Steamboat Springs Steamboat Springs homeowners will have to pay new fees to expand their homes under an affordable housing ordinance the City Council could enact tonight.
"I'm just concerned that people don't know about this," resident Bill Petersen said, referring to proposed changes to the ordinance that regulates affordable housing policies. "Remodeling has never really been an issue, but this (ordinance) is not only about commercial development - it's about you, too."
The council will conduct a final reading of the city's revised inclusionary zoning ordinance tonight. The vote would cap months of debate about how to enable workers to live affordably in Steamboat's rising real estate market.

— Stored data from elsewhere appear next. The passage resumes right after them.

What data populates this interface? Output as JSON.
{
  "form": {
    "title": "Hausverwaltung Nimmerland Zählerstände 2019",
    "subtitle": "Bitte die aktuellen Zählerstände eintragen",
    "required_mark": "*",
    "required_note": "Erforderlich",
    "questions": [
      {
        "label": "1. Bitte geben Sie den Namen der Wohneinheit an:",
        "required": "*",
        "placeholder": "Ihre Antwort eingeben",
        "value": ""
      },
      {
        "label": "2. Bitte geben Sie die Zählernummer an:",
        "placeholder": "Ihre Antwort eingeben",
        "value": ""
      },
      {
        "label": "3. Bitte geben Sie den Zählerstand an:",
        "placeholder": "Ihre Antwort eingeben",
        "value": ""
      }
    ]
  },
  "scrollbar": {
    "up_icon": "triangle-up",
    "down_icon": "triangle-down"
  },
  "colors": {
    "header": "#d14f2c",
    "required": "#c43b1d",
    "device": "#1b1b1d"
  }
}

The council has wrestled with housing issues for months, most recently in debates centered on "linkage" policies. Linkage would require residential and commercial developers to compensate the city, either by a fee or by building homes, for a percentage of the work force housing need created by their new developments.
When the City Council approved a first reading of the inclusionary ordinance and linkage policies May 22, Councilman Paul Strong cast the lone "no" vote. Strong said the fee rates assessed to commercial development were too high.
Strong said Monday that he doesn't think his vote will change, but he doesn't expect other council members to change their votes either.
Bill Petersen said commercial fees are drawing the public's attention away from proposed residential fees that could be assessed to homeowners.
According to data from the city's planning department, building a 500-square-foot addition would cost a local homeowner $144 in linkage fees to the city. The amount escalates for bigger projects - building a 2,500-square-foot residence would cost $2,158 in linkage, to compensate for housing required by an estimated 0.27 local jobs created.
"We need to do something, yes, but don't penalize the people who have worked hard to pay their taxes and buy a house," Petersen said.
The Steamboat Springs Planning Commission has previously voted to remove residential linkage from the ordinance entirely, and the City Council previously set a minimum size of 1,200 square feet.
But after legal advice warned of discriminatory practices, the City Council decided to include nearly all residential development in linkage, on a sliding scale.
"I'm not going to support that," Councilman Loui Antonucci said Monday of assessing fees for 500 square feet of construction. "I choose not to penalize local people that can afford to build their own house."
Tom Leeson, director of city planning, said arguments that linkage fees will raise costs and curb local growth are "anecdotal."
"I haven't seen any empirical data that this slows down development," Leeson said of linkage. "I haven't heard of any other tool proposed that would generate affordable housing. : I think that we as a community have a responsibility to address this issue."
City Council President Susan Dellinger seconded that in statements to the Steamboat Pilot & Today last month.
"I am very satisfied with the amount of work done on this ordinance," Dellinger said May 25. "Using other communities' information about their enacting inclusionary zoning and the building trends and housing costs that changed afterward, I am confident we will be positively affecting our community."